Inevitably faith ends up in another. From Nascimento’s poem Urgency (Zumbi): “…who surges into the arena / Flaming dancer of intentions / List like something descended in an occupied territory / Mysterious as an enchanted gift / From distant places / Propitiator who ignored chapters of his own doctrine / Raptured, like the first light of dawn.”
It might be said that faith is a verb in search of a noun.
In Post-Revolutionary Angolan Nativism, she transcribes a section of a poem by Armando Francisco, wherein the persona says: “The struggle goes on because I am tired of faith and the Empire / Of western civilizations / Of hypocritical religions… // My land has manna, honey and milk and I do not eat.”
In one of the shorter essays, What They Call Culture, she discusses Freud’s Moses and Monotheism and the concept of a hero. She closes the piece by alluding to a line by Bertolt Brecht: “Unhappy the land that needs heroes.”
In “Quilombos”: Social Change or Conservatism?, we read that leadership was in the hands of “those who showed the greatest valour and intelligence.” It was at this point I recognized the activist may also aspire to leadership; viz., leadership of the heroic kind.

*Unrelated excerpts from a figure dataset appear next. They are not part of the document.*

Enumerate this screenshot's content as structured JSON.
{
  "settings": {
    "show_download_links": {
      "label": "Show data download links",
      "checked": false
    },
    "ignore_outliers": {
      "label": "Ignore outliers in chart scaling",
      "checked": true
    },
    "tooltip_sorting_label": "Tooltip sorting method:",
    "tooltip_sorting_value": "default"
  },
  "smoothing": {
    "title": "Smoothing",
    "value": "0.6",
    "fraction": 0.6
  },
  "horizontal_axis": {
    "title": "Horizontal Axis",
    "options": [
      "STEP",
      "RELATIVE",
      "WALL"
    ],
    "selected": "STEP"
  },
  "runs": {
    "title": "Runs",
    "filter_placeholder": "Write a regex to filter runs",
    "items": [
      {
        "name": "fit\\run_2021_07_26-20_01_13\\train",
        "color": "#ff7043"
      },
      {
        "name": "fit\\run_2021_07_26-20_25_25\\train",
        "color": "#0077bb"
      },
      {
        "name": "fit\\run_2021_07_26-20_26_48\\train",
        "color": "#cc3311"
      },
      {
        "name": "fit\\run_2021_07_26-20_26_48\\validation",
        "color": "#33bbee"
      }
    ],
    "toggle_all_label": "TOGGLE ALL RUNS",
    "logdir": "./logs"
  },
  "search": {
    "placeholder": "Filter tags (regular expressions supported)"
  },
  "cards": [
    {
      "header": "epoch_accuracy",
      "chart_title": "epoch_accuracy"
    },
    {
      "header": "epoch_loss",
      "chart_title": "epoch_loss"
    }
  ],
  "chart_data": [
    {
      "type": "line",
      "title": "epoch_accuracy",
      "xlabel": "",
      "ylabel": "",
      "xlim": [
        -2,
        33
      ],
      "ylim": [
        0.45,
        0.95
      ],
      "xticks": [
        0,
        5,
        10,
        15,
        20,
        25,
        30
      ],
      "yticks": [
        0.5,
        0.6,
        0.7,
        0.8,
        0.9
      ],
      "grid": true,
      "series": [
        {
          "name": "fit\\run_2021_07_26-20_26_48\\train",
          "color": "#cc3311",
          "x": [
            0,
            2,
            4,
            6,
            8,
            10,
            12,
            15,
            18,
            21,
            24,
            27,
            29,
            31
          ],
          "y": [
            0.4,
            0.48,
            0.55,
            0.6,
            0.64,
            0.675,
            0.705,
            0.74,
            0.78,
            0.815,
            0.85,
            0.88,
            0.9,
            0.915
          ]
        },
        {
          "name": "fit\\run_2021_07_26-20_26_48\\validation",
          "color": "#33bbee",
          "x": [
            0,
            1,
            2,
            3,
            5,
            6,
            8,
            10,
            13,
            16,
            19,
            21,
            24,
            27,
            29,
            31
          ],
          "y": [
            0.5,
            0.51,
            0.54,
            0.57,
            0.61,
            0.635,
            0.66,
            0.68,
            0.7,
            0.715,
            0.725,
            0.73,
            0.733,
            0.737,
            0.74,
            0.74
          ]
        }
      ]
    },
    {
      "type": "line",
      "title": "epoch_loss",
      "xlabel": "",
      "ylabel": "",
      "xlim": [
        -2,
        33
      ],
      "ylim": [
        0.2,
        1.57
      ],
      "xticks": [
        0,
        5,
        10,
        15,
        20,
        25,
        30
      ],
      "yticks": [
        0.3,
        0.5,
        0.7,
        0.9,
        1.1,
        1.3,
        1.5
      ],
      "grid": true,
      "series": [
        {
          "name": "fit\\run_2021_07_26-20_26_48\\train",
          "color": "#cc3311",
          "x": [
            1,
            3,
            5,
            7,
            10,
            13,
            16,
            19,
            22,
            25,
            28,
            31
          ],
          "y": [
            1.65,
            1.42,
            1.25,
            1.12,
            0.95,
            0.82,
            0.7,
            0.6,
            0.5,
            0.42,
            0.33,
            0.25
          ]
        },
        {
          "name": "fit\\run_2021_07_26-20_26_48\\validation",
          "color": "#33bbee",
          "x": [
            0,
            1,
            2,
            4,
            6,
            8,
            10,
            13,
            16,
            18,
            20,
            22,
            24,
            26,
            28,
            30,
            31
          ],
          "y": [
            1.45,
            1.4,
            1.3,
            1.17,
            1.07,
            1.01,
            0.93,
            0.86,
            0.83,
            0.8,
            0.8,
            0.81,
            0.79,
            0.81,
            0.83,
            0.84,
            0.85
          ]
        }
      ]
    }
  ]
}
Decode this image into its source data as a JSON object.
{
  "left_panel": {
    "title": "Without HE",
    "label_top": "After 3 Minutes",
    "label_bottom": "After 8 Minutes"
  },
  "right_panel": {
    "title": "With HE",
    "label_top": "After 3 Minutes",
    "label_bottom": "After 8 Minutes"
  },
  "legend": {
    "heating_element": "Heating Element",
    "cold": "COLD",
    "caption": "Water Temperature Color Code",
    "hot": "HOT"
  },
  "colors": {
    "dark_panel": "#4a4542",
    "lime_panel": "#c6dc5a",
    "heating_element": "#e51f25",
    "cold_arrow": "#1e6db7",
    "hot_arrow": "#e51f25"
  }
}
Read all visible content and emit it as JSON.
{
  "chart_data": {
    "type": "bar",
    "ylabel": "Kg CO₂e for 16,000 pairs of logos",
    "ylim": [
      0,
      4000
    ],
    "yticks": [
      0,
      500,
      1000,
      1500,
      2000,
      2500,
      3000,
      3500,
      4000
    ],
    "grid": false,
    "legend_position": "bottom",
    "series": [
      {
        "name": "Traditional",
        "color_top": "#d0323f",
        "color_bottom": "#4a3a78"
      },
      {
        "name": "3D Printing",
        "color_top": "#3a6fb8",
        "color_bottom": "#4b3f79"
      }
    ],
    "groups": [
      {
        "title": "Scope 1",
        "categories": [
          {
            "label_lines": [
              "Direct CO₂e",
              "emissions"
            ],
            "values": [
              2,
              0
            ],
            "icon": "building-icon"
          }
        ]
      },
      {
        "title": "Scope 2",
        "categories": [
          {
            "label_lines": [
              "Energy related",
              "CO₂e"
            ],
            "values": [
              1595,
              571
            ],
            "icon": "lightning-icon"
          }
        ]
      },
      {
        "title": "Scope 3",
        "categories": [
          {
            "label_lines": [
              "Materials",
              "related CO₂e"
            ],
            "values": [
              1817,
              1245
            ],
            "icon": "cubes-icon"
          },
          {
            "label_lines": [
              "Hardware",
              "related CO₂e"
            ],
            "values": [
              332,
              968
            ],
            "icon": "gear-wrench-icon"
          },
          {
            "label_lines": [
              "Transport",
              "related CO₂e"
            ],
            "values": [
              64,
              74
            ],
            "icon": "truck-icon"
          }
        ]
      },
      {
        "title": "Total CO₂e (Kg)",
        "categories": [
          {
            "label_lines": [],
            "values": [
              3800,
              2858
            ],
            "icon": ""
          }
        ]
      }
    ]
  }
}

What history suggests, and this book is in part a work of history, is that flight from oppression is what produces leaders we can justly qualify as heroic. This might be in part why Hegel, in The Philosophy of History, argues that history’s spirit moves towards freedom.When oppression’s shackles have been cast off and freedom secured, the leader’s task is more difficult for its being less clearly defined. The pole of freedom is more easily seen by the movement when it can be contrasted with the pole of oppression. How does a leader align with the spirit of history after the freedom of their followers has been won? When their followers no longer need a Moses? (Out of that belatedness, Cervantes tells us Don Quixote’s born.) Maybe all that’s left is to defend that freedom and use it to build things in accordance with one’s will (as opposed to the will of another); in other words, those of the author, “to make life more beautiful, and happier” (a lovely definition of self-determination, if ever I heard one). Moses did not have to worry about this. God spared him that challenge by ending his journey within view of the Promised Land, but not within it. Yet Moses did leave behind the Torah.
So now I’m left wondering if all books aspire to scripture; that is, to being, for the individual and collective subject, a source of hope, meaning and moral instruction? Maybe that’s what James Joyce has in mind when he confesses, “The demand that I make of my reader is that he should devote his whole life to reading my works.” (That aptly mirrors the Torah’s role in the Jewish tradition.) Again, The First Great Loss: Grandma’s Death: “The book inside the chest, the book that I have to write—two more aches.”
Returning once again to the collection’s penultimate piece, A Conversation between Bethânia Gomes, Archie Davies, and Christen A. Smith, Nascimento’s daughter says this about the author, her mother: “She was an activist, like her body was a quilombo, her body was Palmares itself: pa! pa! pa! Her body was like this walking quilombo. That’s what she was, to me. And I’m not the only one. She was this really powerful, powerful person. Yet she was playful, she was funny, she liked to party, and she liked to love!”